Dans la nuit noire de l’Isaan, la moto dans mon dos me suit déjà depuis sept kilomètres. Nous sommes au milieu de nulle part. Je suis sûr qu’ils ont vu le farang sous les lumières du Parc National
de Pha Thaem et ils me rattraperont quand ils le voudront. Alors moi, le farang, je devrai renoncer à ma Honda, à mon portefeuille et peut-être aussi à la vie.
Bienvenu au Pays Du Sourire Effrayé.
Je m’engage dans un long virage, la lumière derrière moi disparait. À ma gauche, il y a un kilomètre de brousse, puis le fleuve Mékong, puis le Laos. À ma droite, il y a de nombreux kilomètres de brousse. Droit
devant moi, mais à encore dix kilomètres et quelques, il y a le paisible village de Khong Chiam où j’ai loué un bungalow pour touristes.
La route est rectiligne maintenant, et la lumière derrière moi revient une nouvelle fois.
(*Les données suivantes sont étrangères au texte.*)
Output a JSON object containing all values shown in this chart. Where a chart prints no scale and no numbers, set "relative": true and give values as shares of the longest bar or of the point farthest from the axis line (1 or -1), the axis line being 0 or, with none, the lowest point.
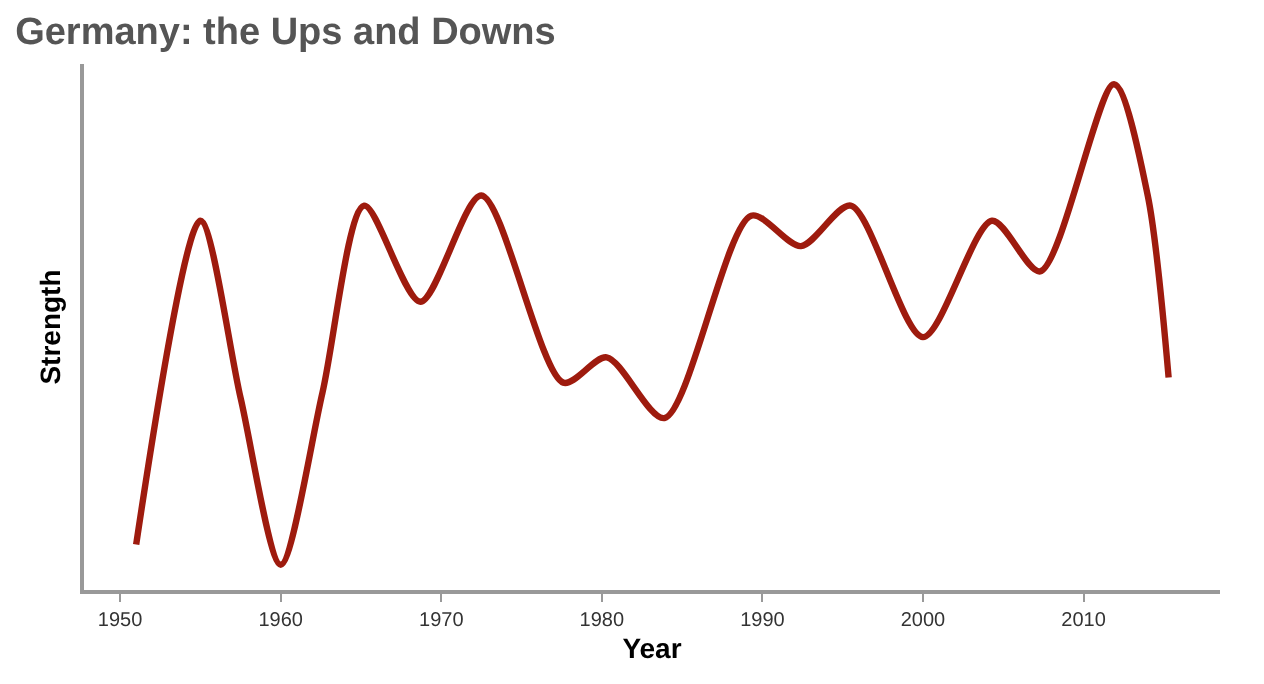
{
  "chart_data": {
    "type": "line",
    "title": "Germany: the Ups and Downs",
    "xlabel": "Year",
    "ylabel": "Strength",
    "relative": true,
    "x": [
      1951,
      1955,
      1957.5,
      1960,
      1962.6,
      1965.2,
      1968.7,
      1972.5,
      1977.6,
      1980.3,
      1983.9,
      1989.3,
      1992.4,
      1995.5,
      2000,
      2004.3,
      2007.3,
      2011.9,
      2014,
      2015.3
    ],
    "series": [
      {
        "color": "#9e1b0e",
        "values": [
          0.09,
          0.73,
          0.38,
          0.05,
          0.39,
          0.76,
          0.57,
          0.78,
          0.41,
          0.46,
          0.34,
          0.74,
          0.68,
          0.76,
          0.5,
          0.73,
          0.63,
          1.0,
          0.78,
          0.42
        ]
      }
    ],
    "xlim": [
      1947.75,
      2018.5
    ],
    "xticks": [
      1950,
      1960,
      1970,
      1980,
      1990,
      2000,
      2010
    ],
    "marker": "none",
    "line_style": "solid"
  }
}
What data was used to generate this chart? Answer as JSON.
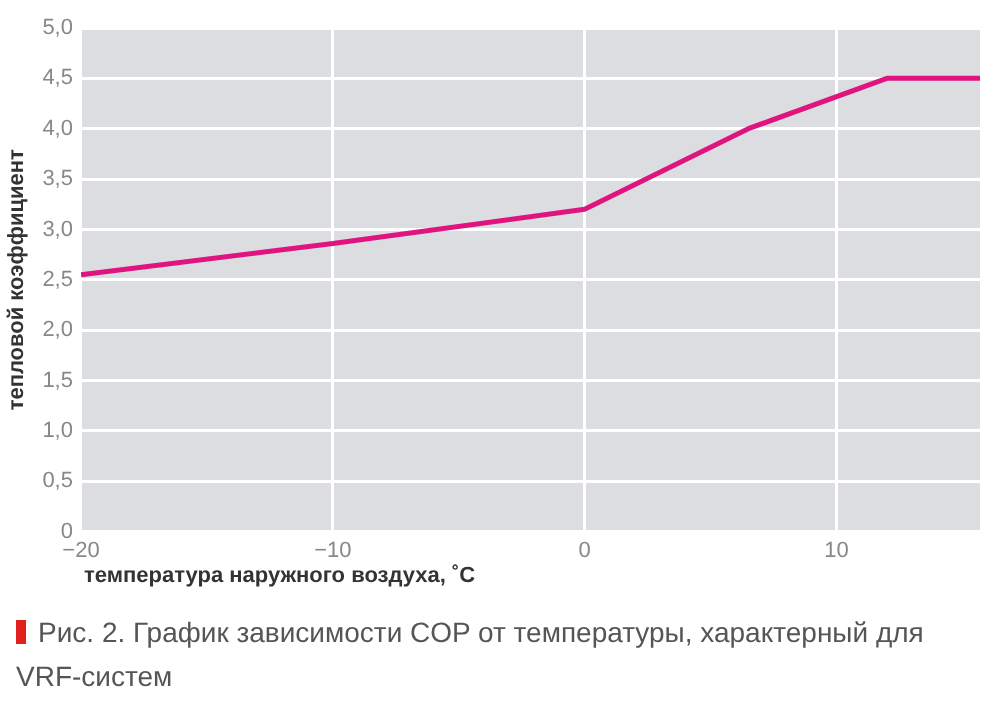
{
  "chart_data": {
    "type": "line",
    "xlabel": "температура наружного воздуха, ˚С",
    "ylabel": "тепловой коэффициент",
    "annotations": [
      "Рис. 2. График зависимости COP от температуры, характерный для VRF-систем"
    ],
    "x": [
      -20,
      -10,
      0,
      6.5,
      12,
      15.7
    ],
    "series": [
      {
        "color": "#e0147f",
        "values": [
          2.55,
          2.86,
          3.2,
          4.0,
          4.5,
          4.5
        ]
      }
    ],
    "xlim": [
      -20,
      15.7
    ],
    "xticks": [
      {
        "value": -20,
        "label": "−20"
      },
      {
        "value": -10,
        "label": "−10"
      },
      0,
      10
    ],
    "ylim": [
      0,
      5
    ],
    "yticks": [
      0,
      {
        "value": 0.5,
        "label": "0,5"
      },
      {
        "value": 1,
        "label": "1,0"
      },
      {
        "value": 1.5,
        "label": "1,5"
      },
      {
        "value": 2,
        "label": "2,0"
      },
      {
        "value": 2.5,
        "label": "2,5"
      },
      {
        "value": 3,
        "label": "3,0"
      },
      {
        "value": 3.5,
        "label": "3,5"
      },
      {
        "value": 4,
        "label": "4,0"
      },
      {
        "value": 4.5,
        "label": "4,5"
      },
      {
        "value": 5,
        "label": "5,0"
      }
    ],
    "grid": true,
    "legend": false,
    "marker": "none",
    "line_style": "solid"
  }
}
Même la stupide et grosse bonne femme de ma cabane à nouilles habituelle, elle me l’avait bien dit : "La nuit, ne sortez pas, d’accord ?" Elle avait fait un geste en direction de ma Honda. "Il y a des gens méchants."
Avec un visage abasourdi et horriblement effrayant elle avait passé sa main tendue le long de sa gorge. J’avais promis de ne jamais m’aventurer en dehors du village la nuit.
À la faible lumière provenant de ma moto-sai, je m’engage dans un autre virage et je perds de vue mes poursuivants une nouvelle fois.
Mais je n’avais pas tenu la promesse donnée à la bonne femme de la cabane à nouilles. Par une après-midi tardive, je suis parti en direction des falaises du parc national de Pha Thaem, à environ 20 kilomètres de Khong
Chiam. J’avais payé 200 bahts ridicules le ticket d’entrée au tarif spécial farang, traversé le minuscule centre d’information et marché en direction du bord qui surplombe le fleuve
Mékong et des terres du Laos. Ah oui, et ensuite je me suis laissé captiver par le coucher de soleil le plus étonnant que je n’ai jamais vu de ma vie. Assis sur la roche chaude, je contemplais et je photographiais le coucher
de soleil, et j’oubliais complètement que ce chef d’œuvre céleste finirait dans quelques minutes – et que la nuit noire suivrait au répertoire. En n’y voyant pas grand-chose, je retournai à
tâtons à la moto-sai et j’essayai de trouver le chemin de retour à Khong Chiam. Je me souvins de la bonne femme des nouilles : "La nuit, ne sortez pas. Il y a des gens méchants."
La moto des gens méchants me suit toujours, depuis environ douze kilomètres maintenant ; je la vois à nouveau alors que nous sommes tous deux sur une grande ligne droite.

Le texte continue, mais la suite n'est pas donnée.